Как только знание отождествляется с идеологией, больше нет необходимости спорить с оппонентами на интеллектуальной почве или прислушиваться к их точке зрения. Достаточно отвергнуть их как европоцентристов, расистов, сексистов, гомофобов — иными словами, как политически неблагонадежных.

Те же самые качества, что придают религии привлекательность для тех, кто сожалеет об ее упадке, – безопасность, которую она якобы предоставляет на случай сомнения и смятения; утешение, которое ее приверженцы якобы извлекают из герметически закрытой системы, где ничто не оставлено без объяснения, – делает ее отталкивающей для светского ума.

Духовная дисциплина как защита от самодовольства есть самая суть религии.

«Разнообразие» – девиз, внешне привлекательный, – стало значить обратное тому, что оно, казалось бы, значит. Практически дело обернулось так, что разнообразие узаконивает новый догматизм; когда соперничающие меньшинства прячутся за системой убеждений, о которую разбиваются разумные доводы. Мнение, таким образом, оказывается функцией расовой или этнической идентичности, или гендерного предпочтения. Выбравшие сами себя «делегаты/тки» от меньшинств насаждают этот конформизм, подвергая остракизму тех, кто уклоняется от линии партии, – темнокожих, например, которые «думают по-белому». Долго ли дух свободного поиска и открытой дискуссии выдержит при таких условиях?

Беда с нашим обществом не просто в том, что у богатых слишком много денег, но в том, что их деньги изолируют их, куда больше, чем ранее было возможно, от общей жизни.

Предста­вители умственного труда (thinking classes) роковым образом отделены от жизни в ее физическом аспекте – отсюда их слабая попытка восполнить это, принимая напряженный режим добровольной физической нагрузки. Единственное их отношение к производительно­му труду – это отношение потребителей. Они не знают из опыта, как делается нечто вещественное и прочное.
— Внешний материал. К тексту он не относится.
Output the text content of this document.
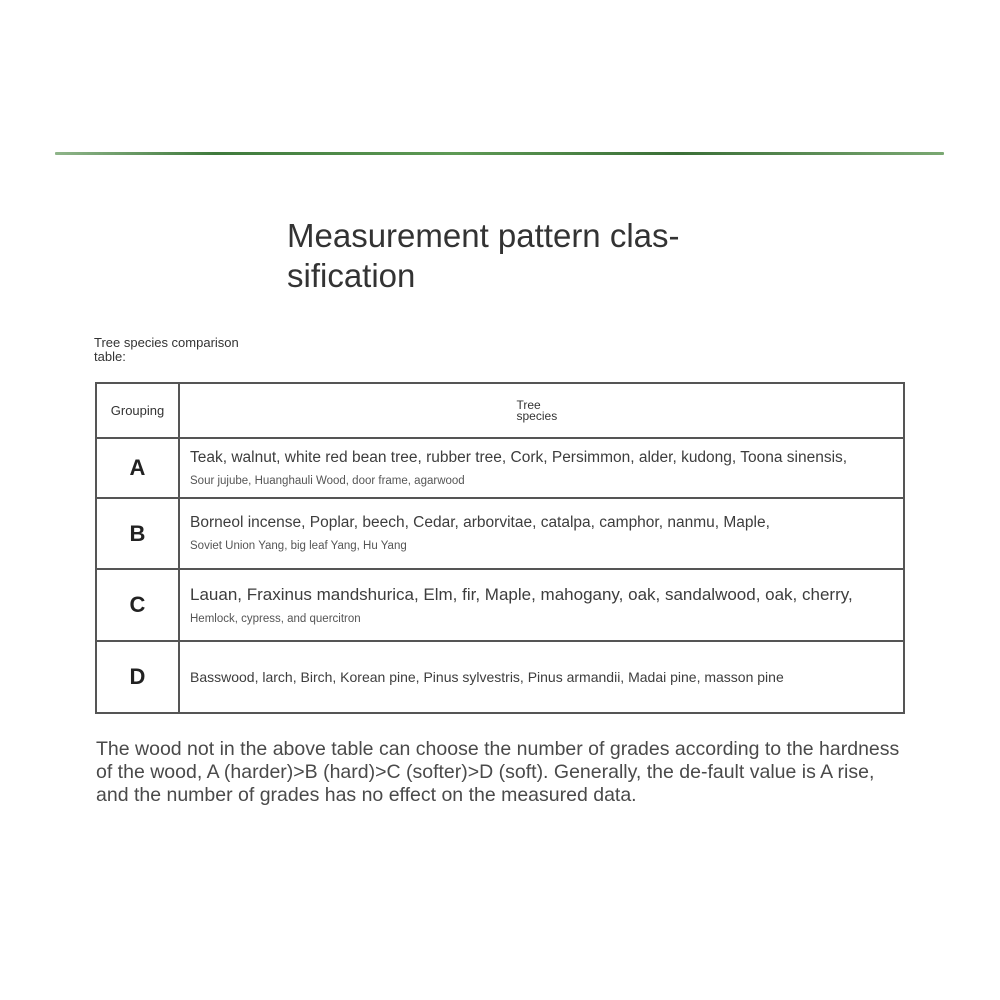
Measurement pattern clas-
sification
Tree species comparison table:
Grouping	Tree species
A	Teak, walnut, white red bean tree, rubber tree, Cork, Persimmon, alder, kudong, Toona sinensis,
Sour jujube, Huanghauli Wood, door frame, agarwood

B	Borneol incense, Poplar, beech, Cedar, arborvitae, catalpa, camphor, nanmu, Maple,
Soviet Union Yang, big leaf Yang, Hu Yang

C	Lauan, Fraxinus mandshurica, Elm, fir, Maple, mahogany, oak, sandalwood, oak, cherry,
Hemlock, cypress, and quercitron

D	Basswood, larch, Birch, Korean pine, Pinus sylvestris, Pinus armandii, Madai pine, masson pine

The wood not in the above table can choose the number of grades according to the hardness of the wood, A (harder)>B (hard)>C (softer)>D (soft). Generally, the de-fault value is A rise, and the number of grades has no effect on the measured data.
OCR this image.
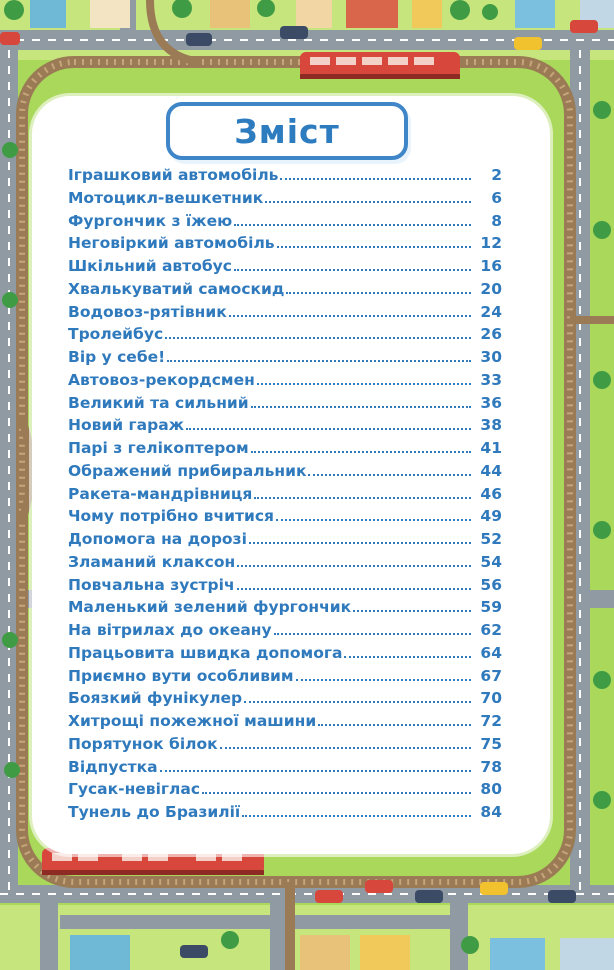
Зміст
Іграшковий автомобіль	2
Мотоцикл-вешкетник	6
Фургончик з їжею	8
Неговіркий автомобіль	12
Шкільний автобус	16
Хвалькуватий самоскид	20
Водовоз-рятівник	24
Тролейбус	26
Вір у себе!	30
Автовоз-рекордсмен	33
Великий та сильний	36
Новий гараж	38
Парі з гелікоптером	41
Ображений прибиральник	44
Ракета-мандрівниця	46
Чому потрібно вчитися	49
Допомога на дорозі	52
Зламаний клаксон	54
Повчальна зустріч	56
Маленький зелений фургончик	59
На вітрилах до океану	62
Працьовита швидка допомога	64
Приємно вути особливим	67
Боязкий фунікулер	70
Хитрощі пожежної машини	72
Порятунок білок	75
Відпустка	78
Гусак-невіглас	80
Тунель до Бразилії	84
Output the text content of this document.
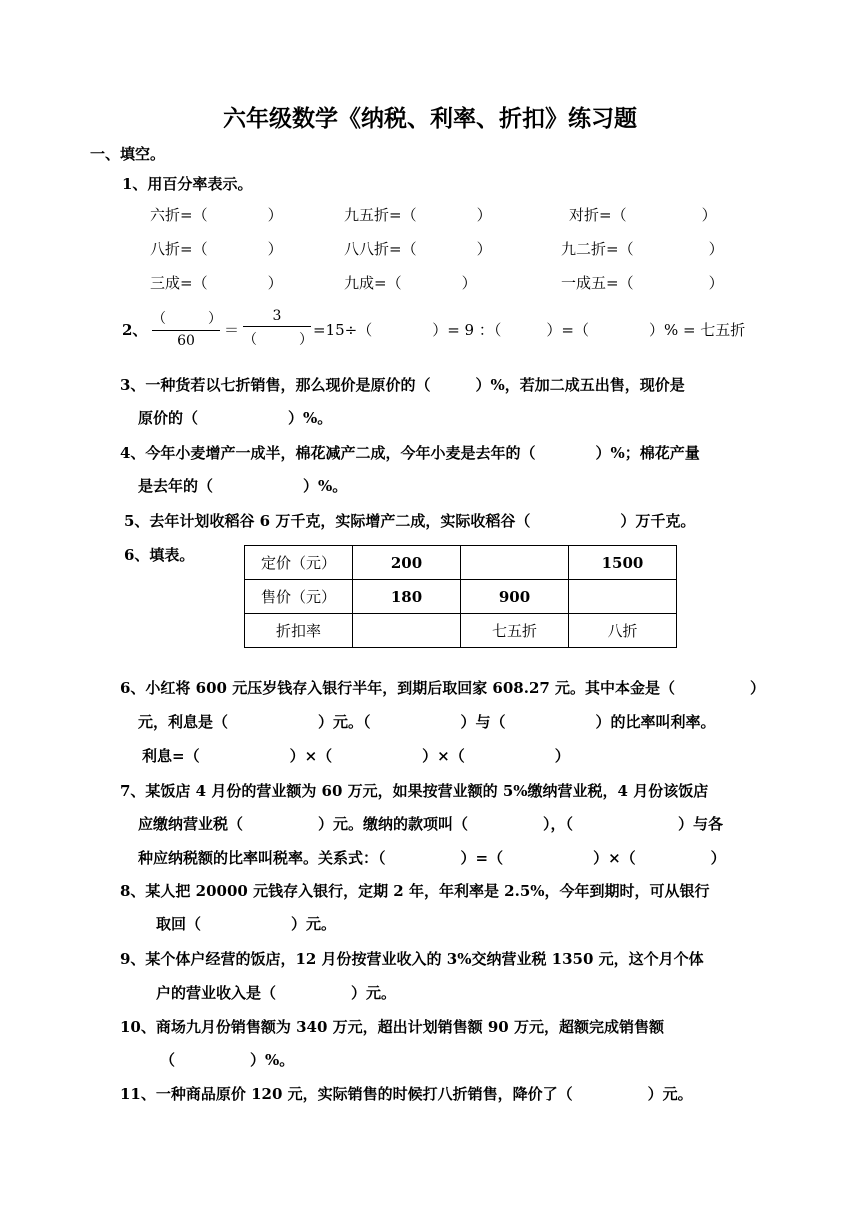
六年级数学《纳税、利率、折扣》练习题
一、填空。
1、用百分率表示。
六折=（　　　　）	九五折=（　　　　）	对折=（　　　　　）
八折=（　　　　）	八八折=（　　　　）	九二折=（　　　　　）
三成=（　　　　）	九成=（　　　　）	一成五=（　　　　　）
2、
（　　　）
60
＝
3
（　　　）
=15÷（　　　　）= 9 ：（　　　）=（　　　　）% = 七五折
3、一种货若以七折销售，那么现价是原价的（　　　）%，若加二成五出售，现价是
原价的（　　　　　　）%。
4、今年小麦增产一成半，棉花减产二成，今年小麦是去年的（　　　　）%；棉花产量
是去年的（　　　　　　）%。
5、去年计划收稻谷 6 万千克，实际增产二成，实际收稻谷（　　　　　　）万千克。
6、填表。	定价（元）	200		1500
售价（元）	180	900	
折扣率		七五折	八折
6、小红将 600 元压岁钱存入银行半年，到期后取回家 608.27 元。其中本金是（　　　　　）
元，利息是（　　　　　　）元。（　　　　　　）与（　　　　　　）的比率叫利率。
利息=（　　　　　　）×（　　　　　　）×（　　　　　　）
7、某饭店 4 月份的营业额为 60 万元，如果按营业额的 5%缴纳营业税，4 月份该饭店
应缴纳营业税（　　　　　）元。缴纳的款项叫（　　　　　），（　　　　　　　）与各
种应纳税额的比率叫税率。关系式：（　　　　　）=（　　　　　　）×（　　　　　）
8、某人把 20000 元钱存入银行，定期 2 年，年利率是 2.5%，今年到期时，可从银行
取回（　　　　　　）元。
9、某个体户经营的饭店，12 月份按营业收入的 3%交纳营业税 1350 元，这个月个体
户的营业收入是（　　　　　）元。
10、商场九月份销售额为 340 万元，超出计划销售额 90 万元，超额完成销售额
（　　　　　）%。
11、一种商品原价 120 元，实际销售的时候打八折销售，降价了（　　　　　）元。
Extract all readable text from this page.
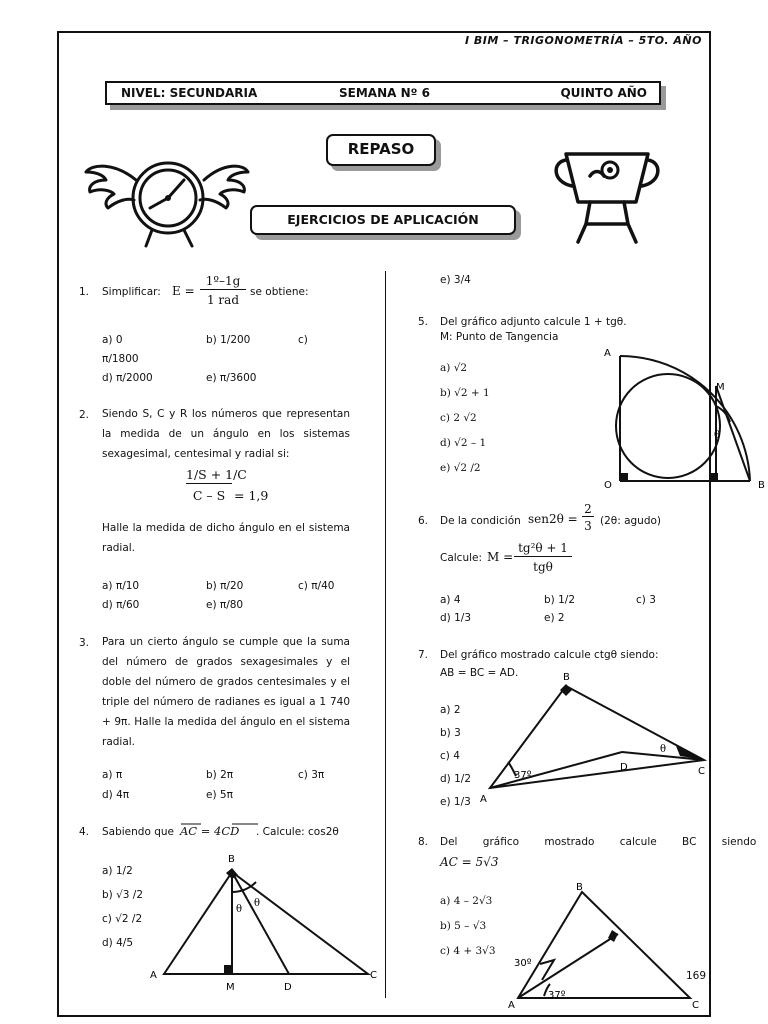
I BIM – TRIGONOMETRÍA – 5TO. AÑO
NIVEL: SECUNDARIA	SEMANA Nº 6	QUINTO AÑO
REPASO
EJERCICIOS DE APLICACIÓN
1. Simplificar: E =
1º–1g
1 rad
se obtiene:
a) 0	b) 1/200	c)
π/1800
d) π/2000	e) π/3600
2. Siendo S, C y R los números que representan la medida de un ángulo en los sistemas sexagesimal, centesimal y radial si:
1/S + 1/C
C – S = 1,9
Halle la medida de dicho ángulo en el sistema radial.
a) π/10	b) π/20	c) π/40
d) π/60	e) π/80
3. Para un cierto ángulo se cumple que la suma del número de grados sexagesimales y el doble del número de grados centesimales y el triple del número de radianes es igual a 1 740 + 9π. Halle la medida del ángulo en el sistema radial.
a) π	b) 2π	c) 3π
d) 4π	e) 5π
4. Sabiendo que AC = 4CD . Calcule: cos2θ
a) 1/2
b) √3 /2
c) √2 /2
d) 4/5
B
A	C
M	D
θ
θ
e) 3/4
5. Del gráfico adjunto calcule 1 + tgθ.
M: Punto de Tangencia
a) √2
b) √2 + 1
c) 2 √2
d) √2 – 1
e) √2 /2
A
M
O	B
θ
6. De la condición sen2θ =
2
3 (2θ: agudo)
Calcule: M =
tg²θ + 1
tgθ
a) 4	b) 1/2	c) 3
d) 1/3	e) 2
7. Del gráfico mostrado calcule ctgθ siendo:
AB = BC = AD.
a) 2
b) 3
c) 4
d) 1/2
e) 1/3
B
A
C
D
37º
θ
8. Del gráfico mostrado calcule BC siendo
AC = 5√3
a) 4 – 2√3
b) 5 – √3
c) 4 + 3√3
B
A	C
30º
37º
169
Они живут в мире абстракций и образов, в пространстве условного мира, которое состоит из компьютерного происхождения моделей реальности – «гиперреальности», как ее назвали, – в отличие от осязаемой непосредственной физической реальности, населяемой обыкновенными мужчинами и женщинами. Их вера в «социальное конструирование реальности» – основная догма постсовременной мысли — отражает опыт жития в искусственной среде, из которой все, что не поддается человеческому контролю (вместе с тем, неизбежно, все привычно-знакомое и утешительное), неукоснительно устранялось. Они впали в одержимость идеей контроля. В своем внутреннем побуждении обособиться от риска и непредвиденности — от непредсказуемых случайностей, которые сокрушают человеческую жизнь, — они откололись не только от общего мира, но и от самой реальности.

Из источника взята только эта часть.